Knock off products are not limited to high end watches or DVD movies; many products used by both personal and business consumers can be copied and sold to unsuspecting consumers. These items can include chemicals, mechanical devices or even products needed for compliance or certification.
Who is ultimately responsible for patent infringement violations? The answer might not be as simple or clear as it seems. With complicated supply chains and the use of expanded distribution networks, many times we are buying products through companies that are far removed from the manufacturer. We may also come across a particular system at a customers’ site and think we can do better than what the manufacturer recommends, or that we can reduce cost by making our own improvised service plan for a particular product. One question you should ask yourself is this. Will my business liability insurance cover me if a product I design, sell or install fails at my customers’ business? Also, by altering the Original Equipment Manufacturers (OEM) system you take on the liability of failure if the product does not perform as it was intended, one of the many potential negative consequences of altering OEM equipment or making your own. Manufacturers carry specialized product liability insurance that not only protects them, but also protects you and your customer in the event of a failure. Product liability insurance is voided or non-existent for knock off or altered products.

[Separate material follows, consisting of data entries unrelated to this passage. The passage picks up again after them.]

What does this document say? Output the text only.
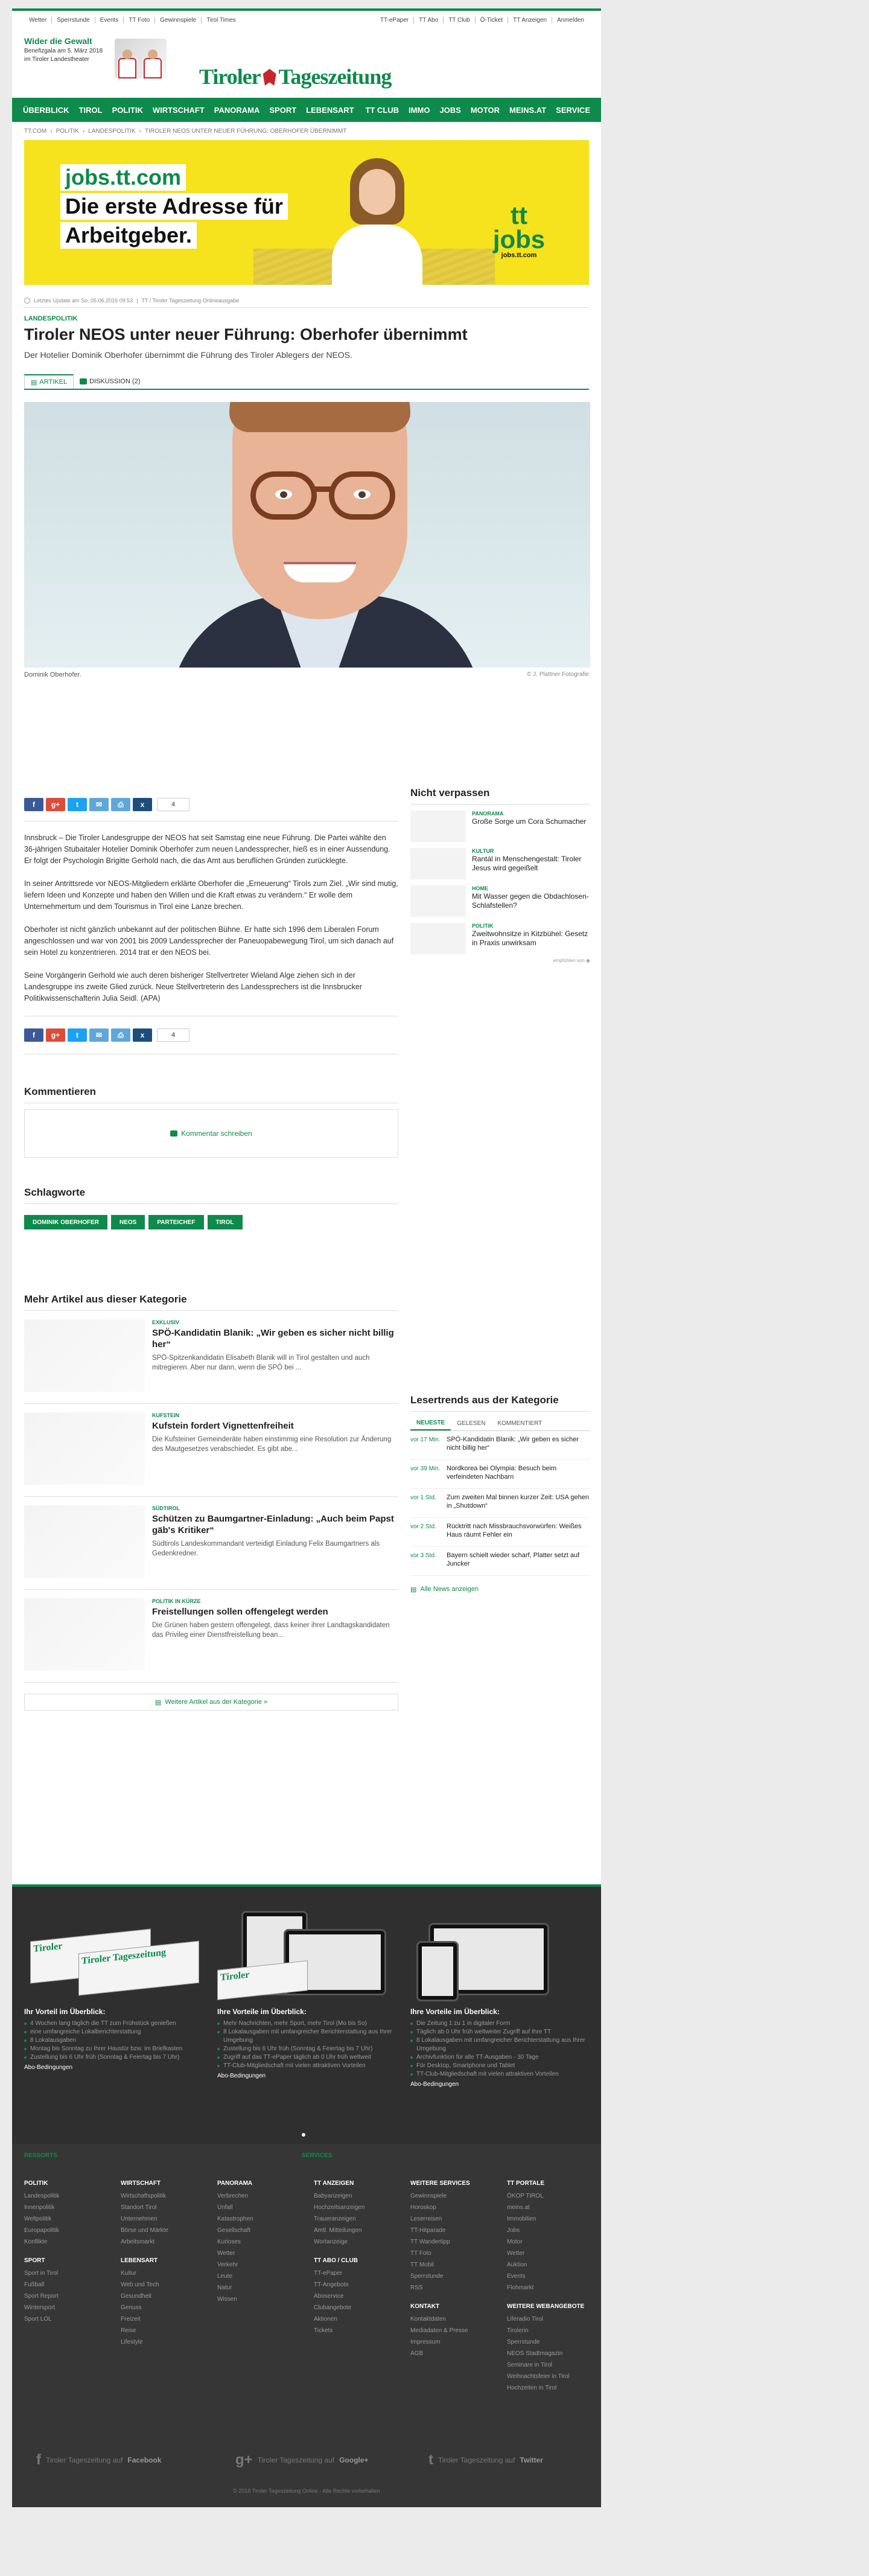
Wetter	Sperrstunde	Events	TT Foto	Gewinnspiele	Tirol Times	TT-ePaper	TT Abo	TT Club	Ö-Ticket	TT Anzeigen	Anmelden
Wider die Gewalt
Benefizgala am 5. März 2018 im Tiroler Landestheater
Tiroler Tageszeitung
ÜBERBLICK	TIROL	POLITIK	WIRTSCHAFT	PANORAMA	SPORT	LEBENSART	TT CLUB	IMMO	JOBS	MOTOR	MEINS.AT	SERVICE
TT.COM › POLITIK › LANDESPOLITIK › TIROLER NEOS UNTER NEUER FÜHRUNG: OBERHOFER ÜBERNIMMT
jobs.tt.com
Die erste Adresse für
Arbeitgeber.
tt jobs
jobs.tt.com
Letztes Update am So, 05.06.2016 09:53 | TT / Tiroler Tageszeitung Onlineausgabe
LANDESPOLITIK
Tiroler NEOS unter neuer Führung: Oberhofer übernimmt
Der Hotelier Dominik Oberhofer übernimmt die Führung des Tiroler Ablegers der NEOS.
▤ ARTIKEL	DISKUSSION (2)
Dominik Oberhofer.	© J. Plattner Fotografie
f	g+	t	✉	⎙	x	4

Innsbruck – Die Tiroler Landesgruppe der NEOS hat seit Samstag eine neue Führung. Die Partei wählte den 36-jährigen Stubaitaler Hotelier Dominik Oberhofer zum neuen Landessprecher, hieß es in einer Aussendung. Er folgt der Psychologin Brigitte Gerhold nach, die das Amt aus beruflichen Gründen zurücklegte.

In seiner Antrittsrede vor NEOS-Mitgliedern erklärte Oberhofer die „Erneuerung“ Tirols zum Ziel. „Wir sind mutig, liefern Ideen und Konzepte und haben den Willen und die Kraft etwas zu verändern.“ Er wolle dem Unternehmertum und dem Tourismus in Tirol eine Lanze brechen.

Oberhofer ist nicht gänzlich unbekannt auf der politischen Bühne. Er hatte sich 1996 dem Liberalen Forum angeschlossen und war von 2001 bis 2009 Landessprecher der Paneuopabewegung Tirol, um sich danach auf sein Hotel zu konzentrieren. 2014 trat er den NEOS bei.

Seine Vorgängerin Gerhold wie auch deren bisheriger Stellvertreter Wieland Alge ziehen sich in der Landesgruppe ins zweite Glied zurück. Neue Stellvertreterin des Landessprechers ist die Innsbrucker Politikwissenschafterin Julia Seidl. (APA)

f	g+	t	✉	⎙	x	4
Kommentieren
Kommentar schreiben
Schlagworte
DOMINIK OBERHOFER	NEOS	PARTEICHEF	TIROL
Mehr Artikel aus dieser Kategorie
EXKLUSIV
SPÖ-Kandidatin Blanik: „Wir geben es sicher nicht billig her“
SPÖ-Spitzenkandidatin Elisabeth Blanik will in Tirol gestalten und auch mitregieren. Aber nur dann, wenn die SPÖ bei ...
KUFSTEIN
Kufstein fordert Vignettenfreiheit
Die Kufsteiner Gemeinderäte haben einstimmig eine Resolution zur Änderung des Mautgesetzes verabschiedet. Es gibt abe...
SÜDTIROL
Schützen zu Baumgartner-Einladung: „Auch beim Papst gäb's Kritiker“
Südtirols Landeskommandant verteidigt Einladung Felix Baumgartners als Gedenkredner.
POLITIK IN KÜRZE
Freistellungen sollen offengelegt werden
Die Grünen haben gestern offengelegt, dass keiner ihrer Landtagskandidaten das Privileg einer Dienstfreistellung bean...
▤ Weitere Artikel aus der Kategorie »
Nicht verpassen
PANORAMA
Große Sorge um Cora Schumacher
KULTUR
Rantál in Menschengestalt: Tiroler Jesus wird gegeißelt
HOME
Mit Wasser gegen die Obdachlosen-Schlafstellen?
POLITIK
Zweitwohnsitze in Kitzbühel: Gesetz in Praxis unwirksam
empfohlen von ◉
Lesertrends aus der Kategorie
NEUESTE	GELESEN	KOMMENTIERT
vor 17 Min. SPÖ-Kandidatin Blanik: „Wir geben es sicher nicht billig her“
vor 39 Min. Nordkorea bei Olympia: Besuch beim verfeindeten Nachbarn
vor 1 Std.	Zum zweiten Mal binnen kurzer Zeit: USA gehen in „Shutdown“
vor 2 Std.	Rücktritt nach Missbrauchsvorwürfen: Weißes Haus räumt Fehler ein
vor 3 Std.	Bayern schielt wieder scharf, Platter setzt auf Juncker
▤ Alle News anzeigen
Tiroler	Tiroler Tageszeitung
Ihr Vorteil im Überblick:
4 Wochen lang täglich die TT zum Frühstück genießen
eine umfangreiche Lokalberichterstattung
8 Lokalausgaben
Montag bis Sonntag zu Ihrer Haustür bzw. im Briefkasten
Zustellung bis 6 Uhr früh (Sonntag & Feiertag bis 7 Uhr)
Abo-Bedingungen
Tiroler
Ihre Vorteile im Überblick:
Mehr Nachrichten, mehr Sport, mehr Tirol (Mo bis So)
8 Lokalausgaben mit umfangreicher Berichterstattung aus Ihrer Umgebung
Zustellung bis 6 Uhr früh (Sonntag & Feiertag bis 7 Uhr)
Zugriff auf das TT-ePaper täglich ab 0 Uhr früh weltweit
TT-Club-Mitgliedschaft mit vielen attraktiven Vorteilen
Abo-Bedingungen
Ihre Vorteile im Überblick:
Die Zeitung 1 zu 1 in digitaler Form
Täglich ab 0 Uhr früh weltweiter Zugriff auf Ihre TT
8 Lokalausgaben mit umfangreicher Berichterstattung aus Ihrer Umgebung
Archivfunktion für alle TT-Ausgaben - 30 Tage
Für Desktop, Smartphone und Tablet
TT-Club-Mitgliedschaft mit vielen attraktiven Vorteilen
Abo-Bedingungen
RESSORTS	SERVICES
POLITIK
Landespolitik
Innenpolitik
Weltpolitik
Europapolitik
Konflikte
SPORT
Sport in Tirol
Fußball
Sport Report
Wintersport
Sport LOL
WIRTSCHAFT
Wirtschaftspolitik
Standort Tirol
Unternehmen
Börse und Märkte
Arbeitsmarkt
LEBENSART
Kultur
Web und Tech
Gesundheit
Genuss
Freizeit
Reise
Lifestyle
PANORAMA
Verbrechen
Unfall
Katastrophen
Gesellschaft
Kurioses
Wetter
Verkehr
Leute
Natur
Wissen
TT ANZEIGEN
Babyanzeigen
Hochzeitsanzeigen
Traueranzeigen
Amtl. Mitteilungen
Wortanzeige
TT ABO / CLUB
TT-ePaper
TT-Angebote
Aboservice
Clubangebote
Aktionen
Tickets
WEITERE SERVICES
Gewinnspiele
Horoskop
Leserreisen
TT-Hitparade
TT Wandertipp
TT Foto
TT Mobil
Sperrstunde
RSS
KONTAKT
Kontaktdaten
Mediadaten & Presse
Impressum
AGB
TT PORTALE
ÖKOP TIROL
meins.at
Immobilien
Jobs
Motor
Wetter
Auktion
Events
Flohmarkt
WEITERE WEBANGEBOTE
Liferadio Tirol
Tirolerin
Sperrstunde
NEOS Stadtmagazin
Seminare in Tirol
Weihnachtsfeier in Tirol
Hochzeiten in Tirol
f Tiroler Tageszeitung auf Facebook	g+ Tiroler Tageszeitung auf Google+	t Tiroler Tageszeitung auf Twitter
© 2018 Tiroler Tageszeitung Online - Alle Rechte vorbehalten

Another area where product infringement can become an issue is with safety. Products not manufactured with the proper materials can fail, which may cause slip and fall and/or fire hazards in a business environment. Products built as copies or with substandard practices can also cause other systems to fail, creating residual liabilities that may be covered by an OEM product but not a knock-off or altered product. Also, products that are not serviced correctly or have improper replacement parts can cause residual long term liabilities that include property loss, safety or other legal compliance issues.
The liability trail begins with the consumer end user when dealing with a knock off product that fails. When a malfunction occurs, they are likely left with a failed product and a damaged facility and the possibility of injuries. When the consumer learns that a system has failed, they in turn blame the installer or the manufacturer. When this occurs with an OEM product, the product liability insurance covers any failure of their product. All credible service companies will carry liability insurance that covers any failure caused by work they perform. The issue becomes increasingly complex if the insurance carriers determine that it was not their product or it was a lack of proper maintenance of the product that caused the failure. At this point all bets could be off for the service company and the end user.
Companies may also use OEM replacement parts not manufactured by the original manufacturer. The question a consumer or service company must ask is; does the use of a non-OEM part negate my original warranty or cause me potential liabilities if the system fails? Most OEM replacement manufacturers carry additional warranties and or make additional assertions that sometimes supersede and exceed the OEM systems protection. Make sure if you’re using OEM replacements that you’re using them from a reputable company that stands behind its product in the event of a failure. Another liability that comes with using unauthorized replacements is potential patent law violations. The use of products that infringe on a patent can cause losses that exceed the original cost of the product. End users and the companies that install infringing products can be held liable to replace the product and for any damages caused. These types of actions can also lead to costly legal fees and loss of time as you try to unravel how a product was used that violates patent law. You also run the risk of ruining your personal reputation and that of your company when a customer learns that he has liabilities because a knock-off was used on their property.
It may appear that you are doing a service to your customers by saving them money when installing non-OEM products or replacement parts during routine service intervals. In reality, cutting corners with non-OEM products places undue risk on your customers and to your own company. The smart move, and the ethical and legal option, is to make sure you are using OEM or advertised OEM replacement materials when servicing your clients’ locations. Request clarification from your distributor and/or manufacturer on the products you’re buying so you know you and your customer are backed by proper product liability insurance, product warranties and that you’re buying a product that does not violate intellectual property laws in the United States.